Almost a century ago, the Irish historian, Eileen Power faced a similar problem when she sought to reinvigorate interest in the Middle Ages. Power brought together source materials from the Middle Ages and wove them into a series of short stories which presented medieval people as real persons, with whose travails and pleasures readers could readily identify. Her book, Medieval People, caught the public imagination and remains in print to this day. Mark Jessop follows in that honourable tradition, taking the reader on a guided tour of the Royal Navy as it evolved between 1800 and 1815 through a sequence of fictional vignettes that recount the events and changes of those years as common people experienced them and which are contextualised in clearly, simply, and uncomplicatedly written essays. 

The presentation of Trafalgar exemplifies Jessop’s tour. Three petty officers meet the sisters of a deceased friend and describe to them the terror, the stench, and the confusion of the unnamed but immediately recognisable battle in which he died. The short essay traces the sequence of events that led to the battle, places the battle into its strategic context, and details the costs of victory and defeat. A second vignette follows: a poet struggling to reconcile the triumph at Trafalgar with the heavy British losses suddenly realises that the unexpected victory has not only lifted the sense of national despair but that, in freeing England from the threat of invasion, it has also been a moment of national liberation. Jessop thus subtly brings together the tension between the human cost of Nelson’s triumph and the palpable relief which his success engendered.

The vignettes are collages, skilfully fabricated from contemporary newspapers, memoirs, parliamentary reports, and private correspondence. They are entirely credible, and one can imagine oneself overhearing the conversation between the petty officers and the sisters or sitting beside the poet as he struggles for inspiration. They bring the cold explanation and analysis of events, technological developments, and naval tactics in the essays to life, so that one moves seamlessly from one perspective to another in grasping the complex and multi-facetted character of England and its navy in the early nineteenth century. 

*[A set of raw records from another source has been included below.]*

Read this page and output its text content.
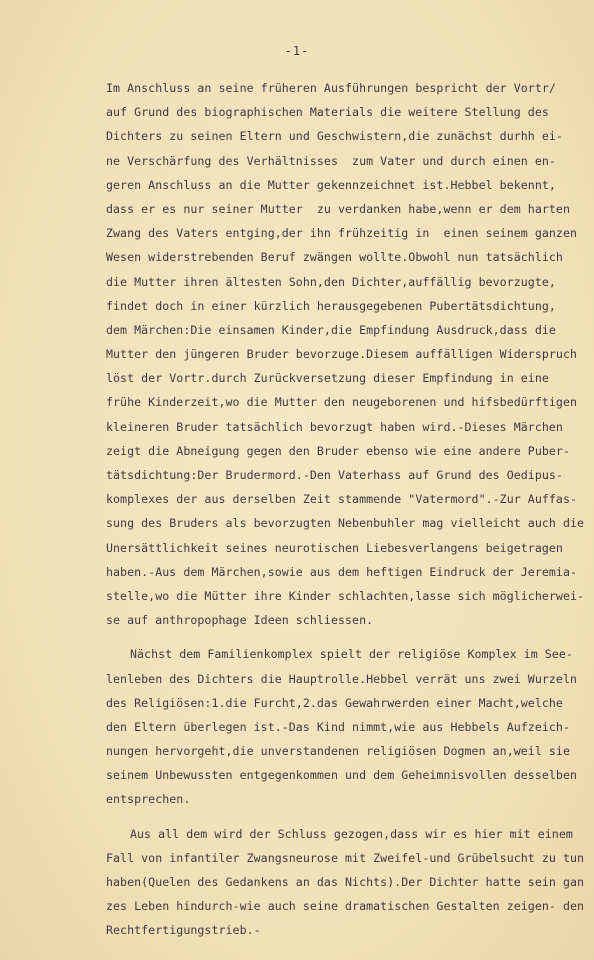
-1-
Im Anschluss an seine früheren Ausführungen bespricht der Vortr/
auf Grund des biographischen Materials die weitere Stellung des
Dichters zu seinen Eltern und Geschwistern,die zunächst durhh ei-
ne Verschärfung des Verhältnisses  zum Vater und durch einen en-
geren Anschluss an die Mutter gekennzeichnet ist.Hebbel bekennt,
dass er es nur seiner Mutter  zu verdanken habe,wenn er dem harten
Zwang des Vaters entging,der ihn frühzeitig in  einen seinem ganzen
Wesen widerstrebenden Beruf zwängen wollte.Obwohl nun tatsächlich
die Mutter ihren ältesten Sohn,den Dichter,auffällig bevorzugte,
findet doch in einer kürzlich herausgegebenen Pubertätsdichtung,
dem Märchen:Die einsamen Kinder,die Empfindung Ausdruck,dass die
Mutter den jüngeren Bruder bevorzuge.Diesem auffälligen Widerspruch
löst der Vortr.durch Zurückversetzung dieser Empfindung in eine
frühe Kinderzeit,wo die Mutter den neugeborenen und hifsbedürftigen
kleineren Bruder tatsächlich bevorzugt haben wird.-Dieses Märchen
zeigt die Abneigung gegen den Bruder ebenso wie eine andere Puber-
tätsdichtung:Der Brudermord.-Den Vaterhass auf Grund des Oedipus-
komplexes der aus derselben Zeit stammende "Vatermord".-Zur Auffas-
sung des Bruders als bevorzugten Nebenbuhler mag vielleicht auch die
Unersättlichkeit seines neurotischen Liebesverlangens beigetragen
haben.-Aus dem Märchen,sowie aus dem heftigen Eindruck der Jeremia-
stelle,wo die Mütter ihre Kinder schlachten,lasse sich möglicherwei-
se auf anthropophage Ideen schliessen.
Nächst dem Familienkomplex spielt der religiöse Komplex im See-
lenleben des Dichters die Hauptrolle.Hebbel verrät uns zwei Wurzeln
des Religiösen:1.die Furcht,2.das Gewahrwerden einer Macht,welche
den Eltern überlegen ist.-Das Kind nimmt,wie aus Hebbels Aufzeich-
nungen hervorgeht,die unverstandenen religiösen Dogmen an,weil sie
seinem Unbewussten entgegenkommen und dem Geheimnisvollen desselben
entsprechen.
Aus all dem wird der Schluss gezogen,dass wir es hier mit einem
Fall von infantiler Zwangsneurose mit Zweifel-und Grübelsucht zu tun
haben(Quelen des Gedankens an das Nichts).Der Dichter hatte sein gan
zes Leben hindurch-wie auch seine dramatischen Gestalten zeigen- den
Rechtfertigungstrieb.-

Jessop’s thought-provoking study of how unremitting warfare affected people and society and spurred the development of new technologies and practices at sea is a homage to the pioneering works of Jeremy Black, Linda Colley, and Edward Thompson and a worthy continuance of Power’s idea of sparking the interest of the reading public through fiction. Anyone considering how to differentiate their exhibition or a publication from those of others will do well to look at this work, while the general reader will find it difficult to put the book down. Anyone who is seeking a Christmas present could do well to start here.